Take a look at his key records:
Most career receptions
1. Rice 1,549
2. Cris Carter 1,101
3. Tim Brown 1,094
Most consecutive games with a reception
1. Rice 274
2. Monk 183
Most seasons of 50-plus receptions
1. Rice 17
2. Andre Reed 13
Most career yards
1. Rice 22,895
2. Tim Brown 14,934
3. James Lofton 14,004
Most yards, single season
1. Rice 1,848
2. Isaac Bruce 1,781
Most career 100-yard games
1. Rice 76
2. Don Maynard 50
Most seasons of 1,000-plus yards
1. Rice 14
2. Brown 9
Most career touchdowns
1. Rice 197
2. Carter 130
3. Steve Largent 100
Most touchdowns, single season
1. Rice 22
2. Mark Clayton 18
Most consecutive games with a touchdown
1. Rice 13
2. Elroy Hirsch 11
I could continue, but I think you get the point. Rice owns every significant record, often with room to spare. NFL legends at other positions do not dominate the record book like that.
Take a look:
Most career yards
1. Dan Marino 61,361
2. John Elway 51,475
Highest career completion percentage
1. Kurt Warner 65.9
2. Daunte Culpepper 64.37
Highest completion percentage, single season
1. Ken Anderson 70.55
2. Sammy Baugh 70.33
Career seasons leading league in yardage
1. (tie) Sammy Baugh, Steve Young 6
Most career touchdowns
1. Marino 420
2. Brett Favre 374
Most consecutive passes without an interception
1. Bernie Kosar 308
2. Bart Starr 294
Records at running back:
Seasons leading league in yardage
1. Jim Brown 8
2. Multiple players with 4
Career yards
1. Emmitt Smith 18,355
2. Walter Payton 16,726
Most yards, single season
1. Eric Dickerson 2,105
2. Jamal Lewis 1,066
Games over 200 yards
1. O.J. Simpson 6
2. Brown 4
Games over 100 yards, single season
1. Barry Sanders 14
2. Dickerson 12
Highest career average yards per carry
1. Brown 5.22
2. Mercury Morris 5.14
Career touchdowns
1. Smith 164
2. Marcus Allen 123
My point in listing all of these records is not to inundate you with statistics, but to demonstrate that, at other offensive positions, you can manipulate the record book to support a particular player as the "best ever." Many different names occupy those No. 1 spots.
You cannot do that at wide receiver.

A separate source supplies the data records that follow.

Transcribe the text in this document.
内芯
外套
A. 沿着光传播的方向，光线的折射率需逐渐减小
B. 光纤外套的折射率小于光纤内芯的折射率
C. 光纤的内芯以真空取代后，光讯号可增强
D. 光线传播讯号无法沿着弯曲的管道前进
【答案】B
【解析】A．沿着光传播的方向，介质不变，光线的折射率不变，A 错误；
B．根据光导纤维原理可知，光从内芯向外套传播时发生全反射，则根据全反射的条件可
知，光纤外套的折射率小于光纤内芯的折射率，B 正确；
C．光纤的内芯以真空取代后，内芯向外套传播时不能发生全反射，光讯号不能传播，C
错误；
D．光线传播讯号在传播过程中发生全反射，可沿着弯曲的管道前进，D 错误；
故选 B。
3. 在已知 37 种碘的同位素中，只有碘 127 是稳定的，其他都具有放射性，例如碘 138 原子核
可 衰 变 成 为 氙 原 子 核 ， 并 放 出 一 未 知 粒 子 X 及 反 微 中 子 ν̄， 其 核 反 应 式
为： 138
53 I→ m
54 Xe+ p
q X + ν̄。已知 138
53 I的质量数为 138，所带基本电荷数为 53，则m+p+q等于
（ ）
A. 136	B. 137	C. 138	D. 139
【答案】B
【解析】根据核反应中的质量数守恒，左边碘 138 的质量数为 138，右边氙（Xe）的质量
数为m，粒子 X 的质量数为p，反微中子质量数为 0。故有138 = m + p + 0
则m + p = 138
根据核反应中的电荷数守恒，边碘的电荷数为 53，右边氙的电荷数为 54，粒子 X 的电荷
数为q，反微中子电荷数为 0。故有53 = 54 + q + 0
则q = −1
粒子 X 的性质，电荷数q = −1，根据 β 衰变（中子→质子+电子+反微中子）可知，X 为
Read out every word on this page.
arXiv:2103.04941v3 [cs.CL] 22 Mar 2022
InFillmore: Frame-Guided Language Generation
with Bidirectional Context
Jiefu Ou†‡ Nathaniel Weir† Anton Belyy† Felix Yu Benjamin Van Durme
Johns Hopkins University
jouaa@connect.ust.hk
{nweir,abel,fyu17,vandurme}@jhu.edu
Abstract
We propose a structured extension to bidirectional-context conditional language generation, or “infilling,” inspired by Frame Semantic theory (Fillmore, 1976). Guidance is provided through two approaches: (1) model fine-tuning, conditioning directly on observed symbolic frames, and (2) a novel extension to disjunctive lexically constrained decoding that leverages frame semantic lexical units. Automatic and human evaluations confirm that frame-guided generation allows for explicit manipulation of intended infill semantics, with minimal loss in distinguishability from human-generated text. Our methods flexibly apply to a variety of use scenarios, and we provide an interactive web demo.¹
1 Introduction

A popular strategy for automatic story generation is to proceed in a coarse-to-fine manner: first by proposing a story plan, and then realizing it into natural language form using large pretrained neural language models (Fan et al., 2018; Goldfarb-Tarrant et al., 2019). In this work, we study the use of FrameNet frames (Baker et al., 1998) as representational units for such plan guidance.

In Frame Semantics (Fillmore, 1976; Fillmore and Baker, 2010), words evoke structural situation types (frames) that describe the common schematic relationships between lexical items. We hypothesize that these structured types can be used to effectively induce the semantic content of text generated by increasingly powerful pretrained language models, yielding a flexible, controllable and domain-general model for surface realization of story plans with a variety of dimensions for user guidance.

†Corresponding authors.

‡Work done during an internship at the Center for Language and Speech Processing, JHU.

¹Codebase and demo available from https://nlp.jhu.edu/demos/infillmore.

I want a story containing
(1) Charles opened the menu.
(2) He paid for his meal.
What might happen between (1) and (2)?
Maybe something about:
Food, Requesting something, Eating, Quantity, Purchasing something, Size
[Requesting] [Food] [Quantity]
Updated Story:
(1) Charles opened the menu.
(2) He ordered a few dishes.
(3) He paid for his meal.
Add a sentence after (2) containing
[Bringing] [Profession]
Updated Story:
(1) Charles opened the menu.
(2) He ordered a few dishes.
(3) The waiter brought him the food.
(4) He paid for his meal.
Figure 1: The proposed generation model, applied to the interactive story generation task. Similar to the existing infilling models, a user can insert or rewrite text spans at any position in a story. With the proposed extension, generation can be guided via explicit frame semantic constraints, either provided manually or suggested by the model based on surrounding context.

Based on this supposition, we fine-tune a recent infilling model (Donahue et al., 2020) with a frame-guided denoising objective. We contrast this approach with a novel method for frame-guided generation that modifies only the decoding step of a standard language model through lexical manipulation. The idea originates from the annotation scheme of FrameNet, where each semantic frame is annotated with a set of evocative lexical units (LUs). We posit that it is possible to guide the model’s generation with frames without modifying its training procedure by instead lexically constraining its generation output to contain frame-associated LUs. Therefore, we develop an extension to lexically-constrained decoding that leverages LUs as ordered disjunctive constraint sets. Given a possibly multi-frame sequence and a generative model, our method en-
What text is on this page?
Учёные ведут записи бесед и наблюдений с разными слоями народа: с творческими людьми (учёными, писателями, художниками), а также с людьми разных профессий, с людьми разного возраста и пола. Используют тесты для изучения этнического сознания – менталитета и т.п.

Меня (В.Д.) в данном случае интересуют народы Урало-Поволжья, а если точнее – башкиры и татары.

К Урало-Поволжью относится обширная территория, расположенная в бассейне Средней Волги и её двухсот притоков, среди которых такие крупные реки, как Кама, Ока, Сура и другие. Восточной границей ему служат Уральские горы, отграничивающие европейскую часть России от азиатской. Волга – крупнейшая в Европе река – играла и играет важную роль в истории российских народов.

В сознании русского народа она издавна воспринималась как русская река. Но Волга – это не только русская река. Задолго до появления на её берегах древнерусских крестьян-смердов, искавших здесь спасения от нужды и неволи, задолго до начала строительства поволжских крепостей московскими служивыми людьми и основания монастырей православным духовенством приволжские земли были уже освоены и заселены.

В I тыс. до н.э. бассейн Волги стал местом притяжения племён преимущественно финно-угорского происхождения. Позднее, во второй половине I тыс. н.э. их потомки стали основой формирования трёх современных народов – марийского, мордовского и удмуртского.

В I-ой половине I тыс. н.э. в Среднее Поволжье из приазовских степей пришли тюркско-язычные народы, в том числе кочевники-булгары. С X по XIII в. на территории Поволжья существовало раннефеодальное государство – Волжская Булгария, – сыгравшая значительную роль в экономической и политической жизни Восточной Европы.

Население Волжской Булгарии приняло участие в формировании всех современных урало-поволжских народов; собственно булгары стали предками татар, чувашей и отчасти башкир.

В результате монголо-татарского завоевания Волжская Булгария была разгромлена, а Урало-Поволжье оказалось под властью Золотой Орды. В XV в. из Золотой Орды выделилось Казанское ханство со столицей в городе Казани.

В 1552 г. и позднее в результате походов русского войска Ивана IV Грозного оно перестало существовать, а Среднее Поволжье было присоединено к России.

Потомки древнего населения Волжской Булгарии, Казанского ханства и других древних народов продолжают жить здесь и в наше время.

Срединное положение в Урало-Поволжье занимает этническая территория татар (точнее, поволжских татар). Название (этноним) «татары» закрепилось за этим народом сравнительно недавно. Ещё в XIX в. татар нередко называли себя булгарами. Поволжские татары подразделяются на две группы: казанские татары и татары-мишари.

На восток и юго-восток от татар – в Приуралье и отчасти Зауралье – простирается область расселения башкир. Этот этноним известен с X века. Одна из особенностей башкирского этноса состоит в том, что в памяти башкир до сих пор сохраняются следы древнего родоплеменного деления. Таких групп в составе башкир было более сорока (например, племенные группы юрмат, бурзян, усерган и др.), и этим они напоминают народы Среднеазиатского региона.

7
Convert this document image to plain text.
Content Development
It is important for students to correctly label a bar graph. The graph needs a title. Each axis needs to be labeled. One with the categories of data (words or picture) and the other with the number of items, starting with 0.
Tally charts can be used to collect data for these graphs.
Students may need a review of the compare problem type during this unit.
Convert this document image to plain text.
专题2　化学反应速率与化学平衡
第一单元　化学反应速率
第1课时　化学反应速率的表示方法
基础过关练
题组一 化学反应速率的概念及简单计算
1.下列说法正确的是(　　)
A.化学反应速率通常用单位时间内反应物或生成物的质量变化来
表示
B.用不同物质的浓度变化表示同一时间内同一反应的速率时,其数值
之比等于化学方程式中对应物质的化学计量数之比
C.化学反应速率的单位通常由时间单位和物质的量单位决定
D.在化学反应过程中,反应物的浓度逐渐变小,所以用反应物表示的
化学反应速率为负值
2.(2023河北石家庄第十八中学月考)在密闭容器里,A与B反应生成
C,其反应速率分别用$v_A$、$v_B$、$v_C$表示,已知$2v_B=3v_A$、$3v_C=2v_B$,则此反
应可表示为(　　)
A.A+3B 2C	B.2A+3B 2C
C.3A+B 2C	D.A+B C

The case is closed.
Through a combination of longevity at a position where the word is nonexistent, speed and precision, Rice became the preeminent player of our time.
The lack of fervor surrounding his retirement can be attributed to his humble attitude -- he does not pout like Terrell Owens, whose lengthy spat with the Philadelphia Eagles claimed much more TV time during Rice's good-bye.
Rice also does not need bucket-loads of commercial endorsements or hype -- he is Michael Jordan without the marketing.
All he needs is a training regimen that his former coaches and teammates have called the most brutal and intense they have ever seen. It was enough to elevate his play at receiver into an art form. He was dedicated, determined and successful beyond imagination.